On message boards and developer forums, "security comes up a lot more now than in the beginning," said Lombardo.
The multi-platform nature of mobile apps and the limitations of current development tools have sometimes hampered mobile app security. For iOS, Android, Windows and Blackberry, "Each of the platforms take a slightly different approach to security, notifications and authentication," noted Sobel.
But Sobel, Lombardo and others expect the evolution of development tools to help make it easier to write secure mobile apps. Cross-platform mobile app development tools, like IBM Worklight and PhoneGap, are making improvements.
"The newer technology emerging — HTML5, CSS3, JQuery, JQuery Mobile — will help the developer overcome these challenges," said Yuvaraja Manickam, Head – IDEA Lab R&D of ZSL Inc.
"Even today, vetted, pre-built, security libraries can help address some common security issues with minimal additional development," said Lombardo. "Hopefully, more of the problems we have today are going to be solved at the framework level in the future."
"It's early," added Mannino. "We'll eventually get to maturity, but we certainly are not there yet."
In the interim, industry organizations, including OWASP, CompTIA and others, are offering tools and resources to help developers improve the security of their mobile apps.

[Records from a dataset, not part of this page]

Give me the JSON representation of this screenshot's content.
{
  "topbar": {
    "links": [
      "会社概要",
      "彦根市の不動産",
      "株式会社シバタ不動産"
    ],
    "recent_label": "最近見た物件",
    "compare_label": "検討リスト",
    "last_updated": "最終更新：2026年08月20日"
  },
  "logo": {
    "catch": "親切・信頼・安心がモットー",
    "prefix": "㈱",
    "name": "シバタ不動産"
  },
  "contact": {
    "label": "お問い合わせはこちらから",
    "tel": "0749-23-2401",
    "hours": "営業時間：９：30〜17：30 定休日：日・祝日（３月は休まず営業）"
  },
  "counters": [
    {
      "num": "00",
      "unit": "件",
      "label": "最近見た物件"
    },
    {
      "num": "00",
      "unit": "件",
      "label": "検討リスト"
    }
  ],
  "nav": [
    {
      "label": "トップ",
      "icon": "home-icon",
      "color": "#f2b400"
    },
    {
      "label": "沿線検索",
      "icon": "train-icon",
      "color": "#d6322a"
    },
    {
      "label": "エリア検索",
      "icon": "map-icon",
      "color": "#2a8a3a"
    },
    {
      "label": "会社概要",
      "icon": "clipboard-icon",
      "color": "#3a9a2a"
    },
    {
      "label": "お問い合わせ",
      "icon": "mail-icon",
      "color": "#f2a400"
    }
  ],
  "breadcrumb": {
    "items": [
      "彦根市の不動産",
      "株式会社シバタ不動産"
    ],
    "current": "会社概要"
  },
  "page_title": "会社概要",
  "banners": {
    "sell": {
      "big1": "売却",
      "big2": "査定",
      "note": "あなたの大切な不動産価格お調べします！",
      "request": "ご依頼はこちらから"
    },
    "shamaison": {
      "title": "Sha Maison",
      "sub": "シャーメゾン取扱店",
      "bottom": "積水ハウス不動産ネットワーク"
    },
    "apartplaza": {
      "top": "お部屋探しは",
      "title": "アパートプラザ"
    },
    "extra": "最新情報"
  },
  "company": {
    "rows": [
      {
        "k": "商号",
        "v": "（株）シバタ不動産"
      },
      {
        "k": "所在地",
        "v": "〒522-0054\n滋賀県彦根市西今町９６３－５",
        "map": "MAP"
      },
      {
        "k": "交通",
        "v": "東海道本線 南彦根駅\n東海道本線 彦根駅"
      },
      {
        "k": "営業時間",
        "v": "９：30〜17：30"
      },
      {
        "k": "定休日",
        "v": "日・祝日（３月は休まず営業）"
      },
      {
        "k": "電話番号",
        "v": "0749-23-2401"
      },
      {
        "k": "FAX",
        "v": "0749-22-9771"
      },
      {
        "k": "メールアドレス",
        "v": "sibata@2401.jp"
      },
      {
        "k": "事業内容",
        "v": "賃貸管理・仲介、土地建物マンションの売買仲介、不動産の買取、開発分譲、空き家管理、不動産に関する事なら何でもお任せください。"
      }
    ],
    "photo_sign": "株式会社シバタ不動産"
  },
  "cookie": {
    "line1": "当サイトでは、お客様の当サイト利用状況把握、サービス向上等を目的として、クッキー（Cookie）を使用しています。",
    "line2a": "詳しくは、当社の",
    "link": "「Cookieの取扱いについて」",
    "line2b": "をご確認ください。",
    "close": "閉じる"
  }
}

The OWASP Mobile Security Project offers developers a wealth of best practice resources, including its list of Top 10 Mobile Risks, which was introduced in 2011 and is due to be revised soon. Zetetic is working with The Guardian Project to also promote open-source mobile app security tools and techniques.
For its part, CompTIA has partnered with viaForensics to develop and launch the CompTIA Mobile App Security+ certification for mobile app developers. This exam comes in two editions (one for iOS, one for Android) to certify that the successful candidate has the knowledge and skills required to develop secure native mobile applications that ensure secure network communications and backend Web services. A beta exam, an integral part of the exam development process, is available today. "Looks like good introductory level information for mobile developers to establish something of a floor for skills and knowledge," said OWASP's Mannino, after reviewing the exams' objectives.
>RELATED: CompTIA Mobile App Security+ Getting Ready to Launch with Beta Exams
A member of CompTIA's Mobility Community, Manickam expects the market demand for mobile app security skills to significantly increase. He believes the Mobile App Security+ certification is an important tool for employers to evaluate whether a mobile app developer has a command of fundamental security best practices. "From my perspective that's very important and very useful," he said.